Русология
Шрифт:
– Папа, - спросил сын, - тульский язык такой: 'кочевряжимся', 'ты глядай, идрит', 'ендов'a', 'нестрой'?.. Так дед Гриша нам... Что, такой язык? Мы бы жили тут, я б учил этот тульский? Что-то не хочется. Есть, кто знает все языки?
– Их тысячи, - пояснил я.
– Но семейств меньше.
– Как это?
– Русский - брат итальянскому и другим...
– Выкладывать, почему и каким 'другим', я не стал, предпочтя мелодизм названий, так как угадывал, что здесь важен не смысл, но тон, ритм, просодия. Все искусства, сколь их ни есть, пытаются стать как музыка.
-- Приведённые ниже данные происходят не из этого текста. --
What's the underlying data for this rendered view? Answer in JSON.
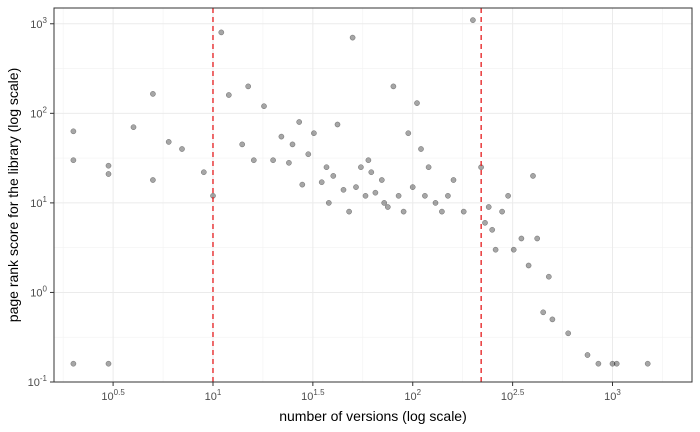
{
  "chart_data": {
    "type": "scatter",
    "title": "",
    "xlabel": "number of versions (log scale)",
    "ylabel": "page rank score for the library (log scale)",
    "x_scale": "log10",
    "y_scale": "log10",
    "xlim": [
      1.6,
      2500
    ],
    "ylim": [
      0.1,
      1500
    ],
    "grid": true,
    "legend": "none",
    "x_ticks": [
      {
        "base": "10",
        "exp": "0.5",
        "value": 3.162
      },
      {
        "base": "10",
        "exp": "1",
        "value": 10
      },
      {
        "base": "10",
        "exp": "1.5",
        "value": 31.62
      },
      {
        "base": "10",
        "exp": "2",
        "value": 100
      },
      {
        "base": "10",
        "exp": "2.5",
        "value": 316.2
      },
      {
        "base": "10",
        "exp": "3",
        "value": 1000
      }
    ],
    "y_ticks": [
      {
        "base": "10",
        "exp": "-1",
        "value": 0.1
      },
      {
        "base": "10",
        "exp": "0",
        "value": 1
      },
      {
        "base": "10",
        "exp": "1",
        "value": 10
      },
      {
        "base": "10",
        "exp": "2",
        "value": 100
      },
      {
        "base": "10",
        "exp": "3",
        "value": 1000
      }
    ],
    "reference_lines": [
      {
        "axis": "x",
        "value": 10,
        "color": "#e41a1c",
        "style": "dashed"
      },
      {
        "axis": "x",
        "value": 220,
        "color": "#e41a1c",
        "style": "dashed"
      }
    ],
    "point_color": "#000000",
    "point_opacity": 0.35,
    "series": [
      {
        "x": [
          2,
          2,
          2,
          3,
          3,
          3,
          4,
          5,
          5,
          6,
          7,
          9,
          10,
          11,
          12,
          14,
          15,
          16,
          18,
          20,
          22,
          24,
          25,
          27,
          28,
          30,
          32,
          35,
          37,
          38,
          40,
          42,
          45,
          48,
          50,
          52,
          55,
          58,
          60,
          62,
          65,
          70,
          72,
          75,
          80,
          85,
          90,
          95,
          100,
          105,
          110,
          115,
          120,
          130,
          140,
          150,
          160,
          180,
          200,
          220,
          230,
          240,
          250,
          260,
          280,
          300,
          320,
          350,
          380,
          400,
          420,
          450,
          480,
          500,
          600,
          750,
          850,
          1000,
          1050,
          1500
        ],
        "y": [
          63,
          30,
          0.16,
          26,
          21,
          0.16,
          70,
          165,
          18,
          48,
          40,
          22,
          12,
          800,
          160,
          45,
          200,
          30,
          120,
          30,
          55,
          28,
          45,
          80,
          16,
          35,
          60,
          17,
          25,
          10,
          20,
          75,
          14,
          8,
          700,
          15,
          25,
          12,
          30,
          22,
          13,
          18,
          10,
          9,
          200,
          12,
          8,
          60,
          15,
          130,
          40,
          12,
          25,
          10,
          8,
          12,
          18,
          8,
          1100,
          25,
          6,
          9,
          5,
          3,
          8,
          12,
          3,
          4,
          2,
          20,
          4,
          0.6,
          1.5,
          0.5,
          0.35,
          0.2,
          0.16,
          0.16,
          0.16,
          0.16
        ]
      }
    ]
  }
}
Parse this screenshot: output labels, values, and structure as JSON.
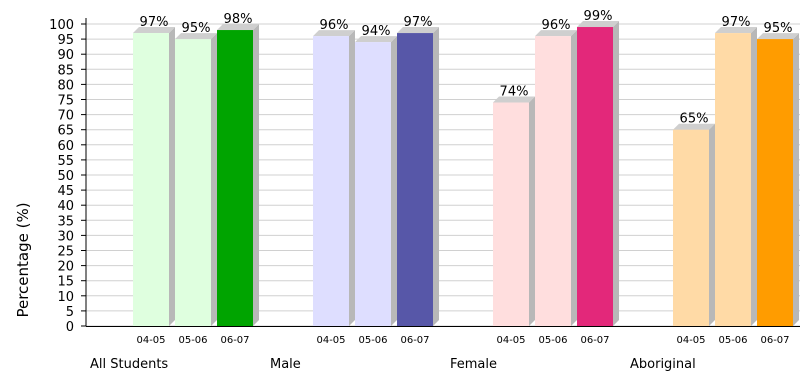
{
  "chart_data": {
    "type": "bar",
    "ylabel": "Percentage (%)",
    "ylim": [
      0,
      100
    ],
    "yticks": [
      0,
      5,
      10,
      15,
      20,
      25,
      30,
      35,
      40,
      45,
      50,
      55,
      60,
      65,
      70,
      75,
      80,
      85,
      90,
      95,
      100
    ],
    "grid": true,
    "value_suffix": "%",
    "groups": [
      {
        "name": "All Students",
        "categories": [
          "04-05",
          "05-06",
          "06-07"
        ],
        "values": [
          97,
          95,
          98
        ],
        "colors": [
          "#dfffdf",
          "#dfffdf",
          "#00a400"
        ]
      },
      {
        "name": "Male",
        "categories": [
          "04-05",
          "05-06",
          "06-07"
        ],
        "values": [
          96,
          94,
          97
        ],
        "colors": [
          "#dedeff",
          "#dedeff",
          "#5757a8"
        ]
      },
      {
        "name": "Female",
        "categories": [
          "04-05",
          "05-06",
          "06-07"
        ],
        "values": [
          74,
          96,
          99
        ],
        "colors": [
          "#ffdede",
          "#ffdede",
          "#e3287a"
        ]
      },
      {
        "name": "Aboriginal",
        "categories": [
          "04-05",
          "05-06",
          "06-07"
        ],
        "values": [
          65,
          97,
          95
        ],
        "colors": [
          "#ffdaa6",
          "#ffdaa6",
          "#ff9c00"
        ]
      }
    ]
  }
}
Я продолжил: - Семьи есть кельт-ские, эвенкийские, австралийские, аравакские, эфиопские, папуасские и славянские... и семитские,
Он восторгался: - Ох, пап, на-дене?!
– Время готовиться, - вспомнил я.
Он рванул вперёд. Оставалось до тьмы собраться; но и 'полить' сперва Заговееву. Тем не менее, скинув куртку, сев к столу, я вдруг сник. Из угла сын мой выволок ('пап, охотиться!') карабин и предметы, всё из ненадобных: детский кубик, подшипники, пачку соли, резинки, битое зеркальце, старый серп и блок спичечных коробков.
– Пап.
– Да.
– Ночью видел, будто мы у реки, и я лежу на лежанке, ну, этой самой...
– Он прошёл к печке, ближе к лежанке.
– Я б тогда... Помнишь, зайцев мы ждали? И я ушёл потом. А была б кровать - я б там спал, потому что в кровати... Думаешь, глупый сон?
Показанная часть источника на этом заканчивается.